[redhat-lspp] LSPP/RBACPP requirements v.002
Steve Grubb
sgrubb at redhat.com
Wed Sep 28 18:32:23 UTC 2005
On Wednesday 28 September 2005 14:20, Stephen Smalley wrote:
> - is the context of the peer socket the right context in which to run
> the service (at the very least, for the TE type, the answer is no)?
No.
> - does xinetd have enough information to compute the right context in
> which to ultimately run the service, since it doesn't handle user
> authentication itself?
xinetd's purpose in life is to start apps with the right environment &
permissions. The admin would have to configure the context that the program
would start in. Anything other than this is not really what xinetd does.

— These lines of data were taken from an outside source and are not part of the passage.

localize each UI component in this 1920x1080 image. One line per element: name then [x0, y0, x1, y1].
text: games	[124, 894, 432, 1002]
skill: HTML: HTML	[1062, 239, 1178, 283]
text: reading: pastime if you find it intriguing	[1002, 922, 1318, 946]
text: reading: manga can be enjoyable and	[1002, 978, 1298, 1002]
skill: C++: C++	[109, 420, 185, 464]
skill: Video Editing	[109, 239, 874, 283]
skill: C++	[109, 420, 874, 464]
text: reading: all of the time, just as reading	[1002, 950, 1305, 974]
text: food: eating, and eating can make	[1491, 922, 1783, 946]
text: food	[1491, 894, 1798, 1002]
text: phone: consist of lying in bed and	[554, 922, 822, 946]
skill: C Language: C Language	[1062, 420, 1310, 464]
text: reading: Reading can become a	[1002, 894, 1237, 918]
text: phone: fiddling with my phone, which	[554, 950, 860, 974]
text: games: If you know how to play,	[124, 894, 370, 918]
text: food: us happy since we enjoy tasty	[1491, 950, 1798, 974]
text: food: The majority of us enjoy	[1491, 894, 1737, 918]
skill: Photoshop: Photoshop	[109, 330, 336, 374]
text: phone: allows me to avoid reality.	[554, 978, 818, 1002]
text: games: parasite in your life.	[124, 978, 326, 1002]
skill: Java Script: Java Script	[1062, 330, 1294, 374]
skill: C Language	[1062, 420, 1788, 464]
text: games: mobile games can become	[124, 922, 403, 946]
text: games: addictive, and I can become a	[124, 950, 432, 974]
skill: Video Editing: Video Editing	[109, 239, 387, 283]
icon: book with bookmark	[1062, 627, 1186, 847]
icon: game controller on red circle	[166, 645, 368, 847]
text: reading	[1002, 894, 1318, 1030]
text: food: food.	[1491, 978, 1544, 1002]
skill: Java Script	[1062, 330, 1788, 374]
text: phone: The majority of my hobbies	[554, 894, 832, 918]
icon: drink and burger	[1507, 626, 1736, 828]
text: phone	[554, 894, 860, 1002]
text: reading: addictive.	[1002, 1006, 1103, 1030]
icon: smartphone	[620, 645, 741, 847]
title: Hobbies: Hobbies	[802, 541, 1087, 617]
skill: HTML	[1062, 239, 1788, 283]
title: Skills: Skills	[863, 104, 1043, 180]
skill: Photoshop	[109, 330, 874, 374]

> - if xinetd transitions to a context based on the peer socket, and the
> service then wants to transition to a context based on the authenticated
> user, how do these transitions interact with one another (e.g. can the
> latter fail due to the former; should the latter be based off the former
> in some way)?
People misconfigure it all the time. This is just another way to shoot
yourself in the foot.
> - do you trust the client to supply the context in which to run the
> service?
I would think the admin configures it in the /etc/xinetd.d/service-name file.
> - what happens when the client and server have different context/policy
> definitions?
I'd say you have the same problem with any networking app.